Note that I added some extra async logic which is not required. Also note that I had to implement a poll that waits to fire the request until the publication ID exists. I don't think there's a good way to set up a listener for it and the poll seems to work just fine.

But I was told that livekit is aware of the auto egress bug and its something they will fix.

Thank you very much! The agent should publish its track first, then we can make the egress request so that the egress can record audio of the user and agent. Did I understand correctly? I followed the code at https://docs.livekit.io/home/egress/autoegress/#automatically-record-all-tracks-to-s3 when generating token, but it only recorded the user's audio.

BaiMoHan avatar Oct 21 '24 07:10 BaiMoHan

Thank you. I think it will be useful for others too. I looked through docs all day to figure this out.

Hey, could you please take a look at my problem and let me know if you have encountered similar situations before? https://github.com/livekit/agents/issues/952

BaiMoHan avatar Oct 21 '24 08:10 BaiMoHan

The agent should publish its track first, then we can make the egress request so that the egress can record audio of the user and agent. Did I understand correctly?

Yes exactly. Literally just update your S3 vars and call queue_egress_agent_track_once_published at the end of entrypoint and you're all set.

willsmanley avatar Oct 21 '24 23:10 willsmanley

we are going to handle this on our end to make it so that AutoEgress works for Agent tracks. what's proposed here makes a ton of sense.

davidzhao avatar Oct 22 '24 03:10 davidzhao

we are going to handle this on our end to make it so that AutoEgress works for Agent tracks. what's proposed here makes a ton of sense.

It seems to be fixed, doesn't it?
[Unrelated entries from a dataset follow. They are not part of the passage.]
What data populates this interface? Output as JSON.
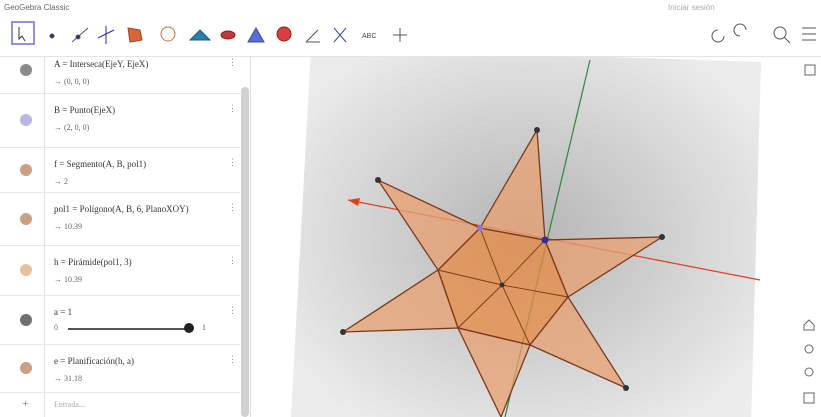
{
  "window": {
    "title": "GeoGebra Classic",
    "sign_in": "Iniciar sesión"
  },
  "toolbar": {
    "text_tool": "ABC"
  },
  "algebra": {
    "entries": [
      {
        "definition": "A = Interseca(EjeY, EjeX)",
        "value": "→ (0, 0, 0)",
        "color": "#8a8a8a"
      },
      {
        "definition": "B = Punto(EjeX)",
        "value": "→ (2, 0, 0)",
        "color": "#b9b6e3"
      },
      {
        "definition": "f = Segmento(A, B, pol1)",
        "value": "→ 2",
        "color": "#c8a084"
      },
      {
        "definition": "pol1 = Polígono(A, B, 6, PlanoXOY)",
        "value": "→ 10.39",
        "color": "#c8a084"
      },
      {
        "definition": "h = Pirámide(pol1, 3)",
        "value": "→ 10.39",
        "color": "#e8c0a0"
      },
      {
        "definition": "a = 1",
        "slider_min": "0",
        "slider_max": "1",
        "color": "#707070"
      },
      {
        "definition": "e = Planificación(h, a)",
        "value": "→ 31.18",
        "color": "#c8a084"
      }
    ],
    "input_placeholder": "Entrada..."
  }
}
Maybe you should make a notice and then close this.

BaiMoHan avatar Oct 28 '24 13:10 BaiMoHan

I have verified that the agents are now working correctly in my recordings. The issue appears to be resolved. Thank you for your assistance.
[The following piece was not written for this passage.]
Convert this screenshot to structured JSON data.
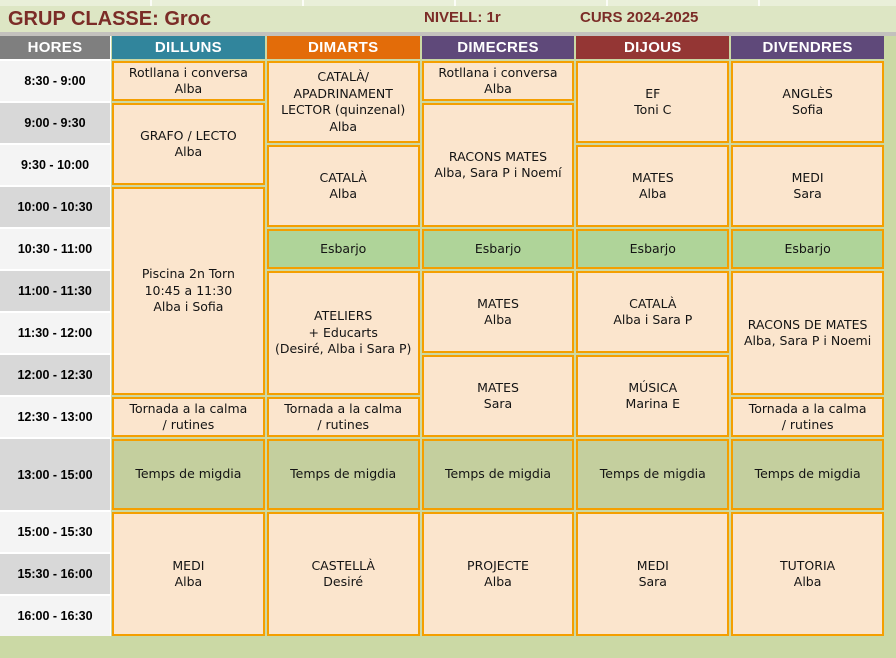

firattamurlc avatar Oct 28 '24 19:10 firattamurlc

@ BaiMoHan, yes! we've fixed it on our side. sorry for taking so long!

davidzhao avatar Oct 29 '24 06:10 davidzhao

Hi @willsmanley, I have used your solution(with minor edits) to upload the recording of the session to Google Cloud Storage(GCPUpload).

track_egress_request = TrackEgressRequest(
      room_name=room_name,
      track_id=track_id,
      file=livekit.api.DirectFileOutput(
          filepath=f"{room_name}/agent-{unique_time}.ogg",
          gcp=livekit.api.GCPUpload(
              credentials=file_contents,
              bucket="livekit-agent-recorder",
          ),
      ),
  ) 

But when I listen to the audio recording, I only hear the agent's response and NOT what the user says. I would like a way to also have user's response be part of the final audio so that I can listen everything. Please help me with this, thanks.

Kamal-Moha avatar Apr 20 '25 09:04 Kamal-Moha